Housebound. This enhancement to the Basic VA Pension benefit is available to a veteran, or the surviving spouse of a veteran, who is "permanently housebound." In effect, this means that the Veteran must be substantially confined to his or her dwelling and the immediate premises and the confinement must be "permanent;" in other words, it must be expected to continue throughout the Veteran's or the surviving spouse's lifetime.
Aid and attendance (A&A). A Veteran or a surviving spouse who needs an attendant may qualify for additional support in addition to the Basic Veteran's Pension benefit. The Veteran or surviving spouse needs to demonstrate that he or she requires assistance with Activities of Daily Living, or that residence within a protective environment is necessary. A Veteran or surviving spouse who lives in a Skilled Nursing Facility is presumed to need Aid and Attendance.
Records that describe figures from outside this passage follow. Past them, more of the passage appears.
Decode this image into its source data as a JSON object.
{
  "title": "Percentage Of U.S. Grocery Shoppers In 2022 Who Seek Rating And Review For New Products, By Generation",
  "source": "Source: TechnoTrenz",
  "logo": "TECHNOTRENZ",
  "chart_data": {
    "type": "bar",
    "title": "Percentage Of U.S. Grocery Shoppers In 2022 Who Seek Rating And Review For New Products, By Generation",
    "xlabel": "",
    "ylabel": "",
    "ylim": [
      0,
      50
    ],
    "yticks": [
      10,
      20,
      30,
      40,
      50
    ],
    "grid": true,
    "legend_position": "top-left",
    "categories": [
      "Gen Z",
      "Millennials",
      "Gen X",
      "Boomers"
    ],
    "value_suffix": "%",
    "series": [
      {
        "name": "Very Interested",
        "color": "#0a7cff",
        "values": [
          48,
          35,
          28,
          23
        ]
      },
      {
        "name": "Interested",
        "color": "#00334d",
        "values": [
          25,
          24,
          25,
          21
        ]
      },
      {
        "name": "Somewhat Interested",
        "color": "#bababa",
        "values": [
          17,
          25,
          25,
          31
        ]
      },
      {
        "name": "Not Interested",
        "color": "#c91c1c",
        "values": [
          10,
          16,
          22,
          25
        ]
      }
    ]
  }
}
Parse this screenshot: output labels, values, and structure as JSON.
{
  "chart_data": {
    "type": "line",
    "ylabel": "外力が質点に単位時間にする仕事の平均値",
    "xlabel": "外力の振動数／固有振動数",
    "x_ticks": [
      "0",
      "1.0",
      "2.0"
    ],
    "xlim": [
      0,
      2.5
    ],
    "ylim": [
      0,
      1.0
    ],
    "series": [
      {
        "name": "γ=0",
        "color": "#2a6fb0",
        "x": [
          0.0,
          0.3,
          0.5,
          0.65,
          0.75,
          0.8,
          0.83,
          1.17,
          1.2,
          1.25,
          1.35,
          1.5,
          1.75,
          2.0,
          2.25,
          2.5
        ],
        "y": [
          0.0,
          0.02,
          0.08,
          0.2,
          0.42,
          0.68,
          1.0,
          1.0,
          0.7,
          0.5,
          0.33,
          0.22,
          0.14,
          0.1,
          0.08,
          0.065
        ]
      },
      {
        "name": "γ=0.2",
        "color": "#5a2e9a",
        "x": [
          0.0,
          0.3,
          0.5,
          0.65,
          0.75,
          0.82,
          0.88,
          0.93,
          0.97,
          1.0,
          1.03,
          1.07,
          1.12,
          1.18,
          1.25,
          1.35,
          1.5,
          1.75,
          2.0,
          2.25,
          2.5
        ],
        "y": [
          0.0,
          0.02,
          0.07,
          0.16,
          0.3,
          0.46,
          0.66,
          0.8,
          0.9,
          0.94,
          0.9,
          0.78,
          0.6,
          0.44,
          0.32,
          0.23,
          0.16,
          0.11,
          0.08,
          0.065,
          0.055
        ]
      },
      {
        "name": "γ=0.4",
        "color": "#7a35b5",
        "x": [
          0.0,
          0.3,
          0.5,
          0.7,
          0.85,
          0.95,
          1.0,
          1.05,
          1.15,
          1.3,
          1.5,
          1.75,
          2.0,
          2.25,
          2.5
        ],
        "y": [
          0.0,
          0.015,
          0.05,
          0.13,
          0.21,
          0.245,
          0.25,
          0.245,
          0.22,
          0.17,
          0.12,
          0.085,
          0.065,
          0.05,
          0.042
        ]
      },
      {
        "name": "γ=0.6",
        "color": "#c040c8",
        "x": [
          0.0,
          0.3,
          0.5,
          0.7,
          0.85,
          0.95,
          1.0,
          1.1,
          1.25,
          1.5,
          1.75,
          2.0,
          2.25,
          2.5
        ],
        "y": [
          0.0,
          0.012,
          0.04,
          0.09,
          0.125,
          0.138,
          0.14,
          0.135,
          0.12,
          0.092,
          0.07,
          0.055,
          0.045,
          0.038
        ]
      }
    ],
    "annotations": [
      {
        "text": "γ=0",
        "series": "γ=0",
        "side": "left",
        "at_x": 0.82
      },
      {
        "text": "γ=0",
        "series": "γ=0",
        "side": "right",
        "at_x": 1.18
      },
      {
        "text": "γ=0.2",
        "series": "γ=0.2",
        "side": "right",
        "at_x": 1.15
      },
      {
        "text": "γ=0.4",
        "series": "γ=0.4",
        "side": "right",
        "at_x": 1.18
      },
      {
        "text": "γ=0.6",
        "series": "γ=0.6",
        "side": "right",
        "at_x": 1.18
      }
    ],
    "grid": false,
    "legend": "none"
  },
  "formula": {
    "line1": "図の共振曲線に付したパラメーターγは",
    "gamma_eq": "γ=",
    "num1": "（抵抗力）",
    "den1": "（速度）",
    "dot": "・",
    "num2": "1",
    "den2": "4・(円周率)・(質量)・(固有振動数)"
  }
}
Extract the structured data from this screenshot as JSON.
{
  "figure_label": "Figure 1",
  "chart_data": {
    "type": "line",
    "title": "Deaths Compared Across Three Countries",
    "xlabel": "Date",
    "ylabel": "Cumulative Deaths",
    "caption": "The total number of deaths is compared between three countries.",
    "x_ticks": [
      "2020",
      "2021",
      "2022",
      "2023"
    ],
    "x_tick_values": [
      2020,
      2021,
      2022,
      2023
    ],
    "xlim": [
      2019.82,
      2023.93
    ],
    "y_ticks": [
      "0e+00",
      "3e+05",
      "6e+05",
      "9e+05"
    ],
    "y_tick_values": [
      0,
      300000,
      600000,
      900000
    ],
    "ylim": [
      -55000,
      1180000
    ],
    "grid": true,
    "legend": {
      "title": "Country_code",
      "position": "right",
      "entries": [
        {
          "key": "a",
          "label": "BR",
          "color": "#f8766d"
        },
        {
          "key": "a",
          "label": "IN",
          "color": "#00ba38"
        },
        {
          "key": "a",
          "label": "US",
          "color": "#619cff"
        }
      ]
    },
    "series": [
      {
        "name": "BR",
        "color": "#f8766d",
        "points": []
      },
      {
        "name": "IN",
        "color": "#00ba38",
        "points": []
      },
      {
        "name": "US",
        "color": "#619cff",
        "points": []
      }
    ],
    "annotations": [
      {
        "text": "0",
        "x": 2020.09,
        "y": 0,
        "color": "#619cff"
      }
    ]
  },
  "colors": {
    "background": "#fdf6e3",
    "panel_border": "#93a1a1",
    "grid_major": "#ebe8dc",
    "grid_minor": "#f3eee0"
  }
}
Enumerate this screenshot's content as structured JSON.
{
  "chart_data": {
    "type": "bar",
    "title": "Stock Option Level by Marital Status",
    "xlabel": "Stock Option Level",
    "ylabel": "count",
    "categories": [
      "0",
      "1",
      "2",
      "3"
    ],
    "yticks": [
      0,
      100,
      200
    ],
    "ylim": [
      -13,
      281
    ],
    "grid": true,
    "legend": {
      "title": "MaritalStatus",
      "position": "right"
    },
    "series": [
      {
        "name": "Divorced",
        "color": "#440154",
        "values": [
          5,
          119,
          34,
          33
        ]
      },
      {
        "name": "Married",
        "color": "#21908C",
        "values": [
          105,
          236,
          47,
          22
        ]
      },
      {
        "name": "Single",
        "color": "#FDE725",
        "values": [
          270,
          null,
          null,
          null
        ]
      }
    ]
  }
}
In order to receive the maximum available benefit, "income for veterans' purposes" must be below the yearly limit set by law; called the Maximum Annual Pension Rate (MAPR). The MAPRs for 2014 are below:
|Pension for veteran with no dependents||$12,652|
|Pension for veteran with a spouse or child||$16,569|
|Housebound veteran with no dependents||$15,461|
|Housebound veteran with one dependent||$19,379|
|A&A without dependents||$21,107|
|A&A with one dependent||$25,022|
|Add for each additional child to any category||$2,161|
Your pension depends on your income. The VA pays the difference between your income and the MAPR. The pension is usually paid in 12 equal payments.